Last week, Bailey’s teacher called my husband and me to ask if everything was okay; he was so quiet and solitary in the classroom. We responded that he’s just trying to get through the last few weeks of school without any conflict. For all of his sweetness and kindness, Bailey can also be a troublemaker and an attention-seeker. In the past, he has poked at the other kids until they notice him, or tried to get them to do things his way. He has a very strong sense of right and wrong which will serve him well in the future, but currently gets him in trouble with other kids if he complains that something is unfairly done or played. Now though, he feels past all that, but has realized that the damage is done with the other kids in the class. It’s too late to forge better relationships, he feels. It’s better to keep to himself and he has decided to just put his head down and plow through the last weeks of school. He’s sad, but realistic. I haven’t felt like I can step in on it; this is his way of handling things.
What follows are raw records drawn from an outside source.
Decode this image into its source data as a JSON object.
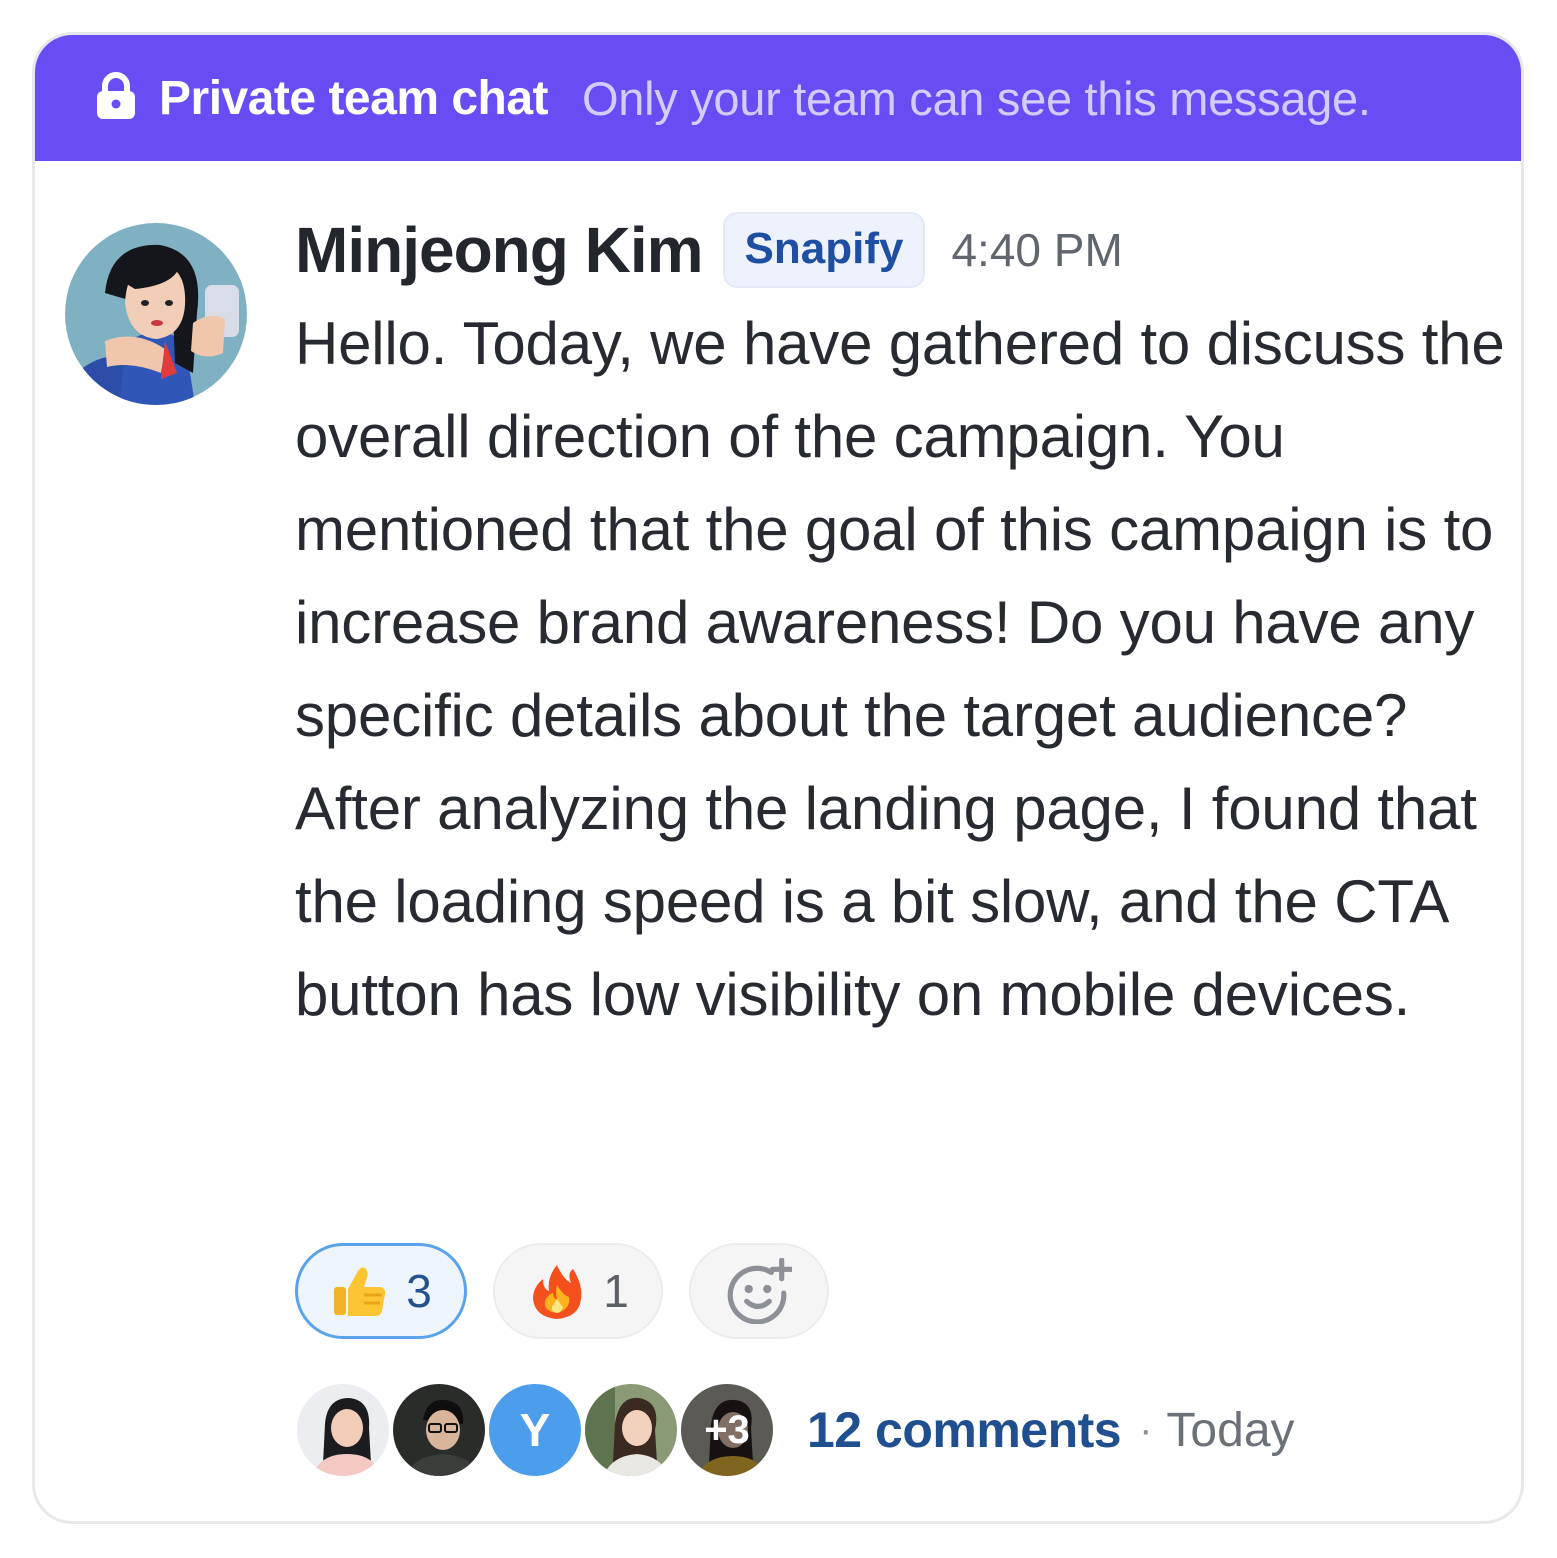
{
  "banner": {
    "icon": "lock-icon",
    "title": "Private team chat",
    "subtitle": "Only your team can see this message.",
    "color": "#6a4cf5"
  },
  "message": {
    "author": "Minjeong Kim",
    "org": "Snapify",
    "time": "4:40 PM",
    "body": "Hello. Today, we have gathered to discuss the overall direction of the campaign. You mentioned that the goal of this campaign is to increase brand awareness! Do you have any specific details about the target audience? After analyzing the landing page, I found that the loading speed is a bit slow, and the CTA button has low visibility on mobile devices."
  },
  "reactions": [
    {
      "emoji": "thumbs-up-icon",
      "count": "3",
      "selected": true
    },
    {
      "emoji": "fire-icon",
      "count": "1",
      "selected": false
    }
  ],
  "add_reaction_icon": "add-emoji-icon",
  "participants": {
    "initial": "Y",
    "more": "+3"
  },
  "comments": {
    "label": "12 comments",
    "separator": "·",
    "when": "Today"
  }
}
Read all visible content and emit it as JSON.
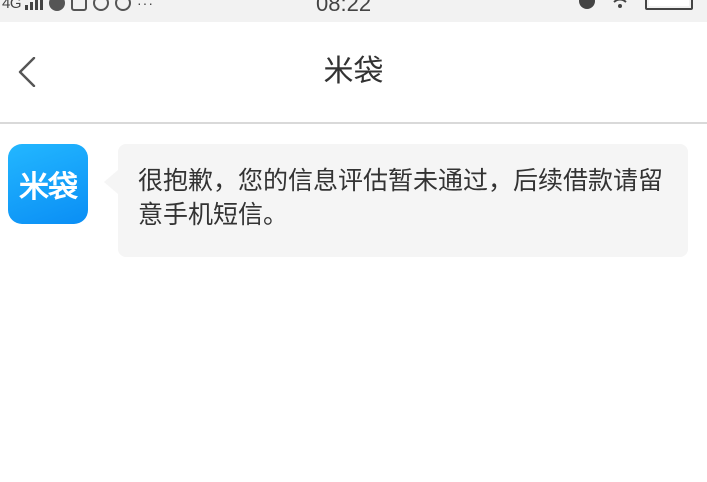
{
  "status_bar": {
    "network": "4G",
    "time": "08:22"
  },
  "header": {
    "title": "米袋",
    "back_icon": "chevron-left-icon"
  },
  "conversation": {
    "sender_avatar_text": "米袋",
    "sender_avatar_color": "#1aa3fb",
    "messages": [
      {
        "text": "很抱歉，您的信息评估暂未通过，后续借款请留意手机短信。"
      }
    ]
  },
  "colors": {
    "background": "#ffffff",
    "bubble": "#f5f5f5",
    "divider": "#d9d9d9",
    "text": "#333333"
  }
}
The basketball hoop, however, has revolutionized things. Every day after school, he runs into the house, says hello to me, drops his bag, and runs right back out with his basketball to shoot around. For at least an hour on most days, he shoots basket after basket without another care in the world. He’s a good shooter. He plays on a city team in Tokyo, one that’s made up of half foreigners and half Japanese. He’s a pretty good player in general and when he joined the team last year, it made him feel like a million bucks – a place where he can excel and put his energies. But the team practices twice a week and the hoop is there for him 24/7. He shoots out his frustrations and his angst. He shoots out his little hurts, both real and imagined.
This afternoon, I decided to go out there and shoot with him. I don’t love basketball, but I can shoot a decent basket and it was a warm afternoon with a bit of breeze. Perfect for shooting baskets. We played a game of “around the world,” and Bailey whipped my butt. He was kind about it – allowing me extra shots and bending the rules a little. We chatted as we played. He told me about something that happened on the playground at recess. He told me about the book he’s reading. He mentioned something about his sister’s birthday that I had forgotten. We talked a little about the other kids in his mixed-age classroom and how he likes being among the oldest in the school. He even said that he’s so excited for the summer and the four weeks he will spend away at camp. All of this happened in about twenty minutes while we dribbled and shot, dribbled and shot. Hook shots. Jump shots. Layups. Swishes. Everything.
As we played and talked, I could see into the future and the young man that he will become. I see a strong, sensitive person who needs reassurance, yet, slowly but surely will learn to stand on his own feet. I see tough transitions and difficult classes, but also exciting sports, dances, friends and activities. I see hard work, homework, and new avenues of learning opening up – connections and ideas and growing every day.
But mostly, I see basketball. Tons and tons of basketball. For both of us.